At a computer vision conference in Denver this June, researchers unveiled Tessera—a powerful, freely available artificial intelligence model that transforms how scientists can study Earth from space. Rather than wrestling with massive, cloudy satellite images, the global scientific community can now tap into compressed Earth observation data that works on a laptop or even a mobile phone, opening unprecedented possibilities for monitoring everything from crop health to forest fires.

Tessera, which stands for Temporal Embeddings of Surface Spectra for Earth Representation and Analysis, represents a breakthrough in making satellite science accessible. Developed by researchers at the University of Cambridge alongside partners at Aalto University in Finland and global collaborators, the model was first launched in 2025 and has now received its first full peer-reviewed validation from the scientific community.

The model works by fusing two types of satellite data from the European Space Agency's Copernicus program: optical imagery from Sentinel-2 and advanced radar data from Sentinel-1. Rather than delivering the data-heavy, pixelated images that satellites traditionally transmit to Earth, Tessera compresses these datasets into what researchers call "embeddings"—streamlined layers of information that capture what happened at each point on Earth's surface throughout an entire year. Working at a 10-meter resolution, the same as Sentinel-2's highest capability, Tessera has processed data spanning from 2017 to 2025 across the globe.

What makes Tessera transformative is not just what it does, but who can now use it. The pretrained embeddings capture patterns and changes over time that other methods must laboriously learn from scratch. This means non-AI experts can solve complex remote sensing problems at a global scale using only a fraction of the labeled data previously required. Because the model is open-source, freely available without registration, and lightweight enough to run on modest computing hardware, it opens doors for researchers from traditionally underserved communities—ecologists, conservation scientists, plant scientists, and zoologists who previously lacked the computational resources or technical expertise to tap into satellite datasets at scale.

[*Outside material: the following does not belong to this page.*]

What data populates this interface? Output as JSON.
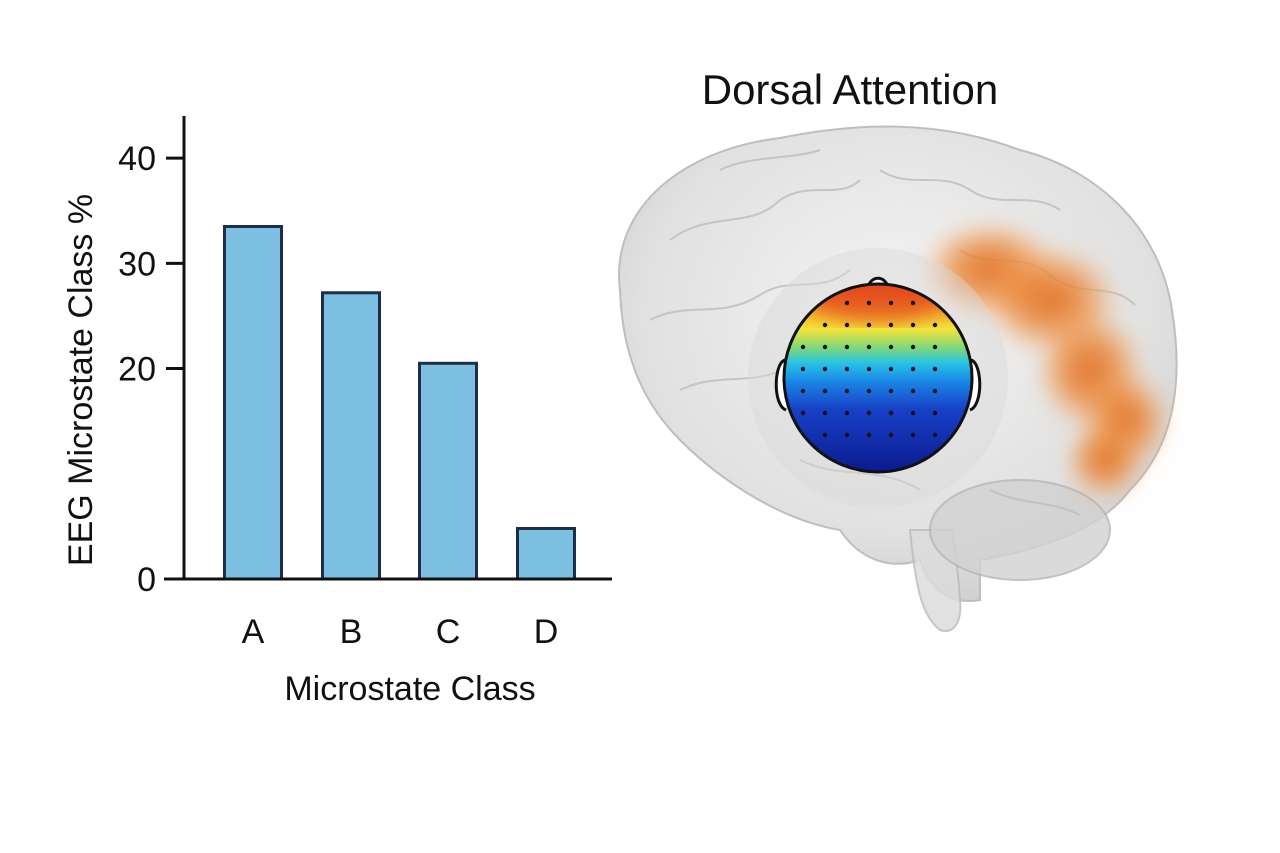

The applications are already evident. Users can search for geographic regions similar to each other, track landscape changes over time, and make predictions about vegetation health and urban growth. One U.K.-based project is already using Tessera to evaluate the government's nature protection schemes by tracking habitat change through satellite data.

Nuno Miranda, Mission Manager for Sentinel-1 at the European Space Agency, called the release "an innovative and exciting step" in applying AI to Earth observation. Srinivasan Keshav, the University of Cambridge professor who co-leads the Tessera project, emphasized the democratizing impact: the team has addressed the fundamental challenge of making sense of Copernicus's vast data streams, creating tools that let researchers across disciplines understand Earth's systems more efficiently and without expensive infrastructure.

As climate change accelerates and biodiversity faces unprecedented pressure, the ability for scientists worldwide to rapidly analyze satellite data at no cost and without technical barriers could prove decisive. Tessera demonstrates how open-source AI and public satellite data can combine to give the global research community the tools they need to monitor, understand, and ultimately protect our planet.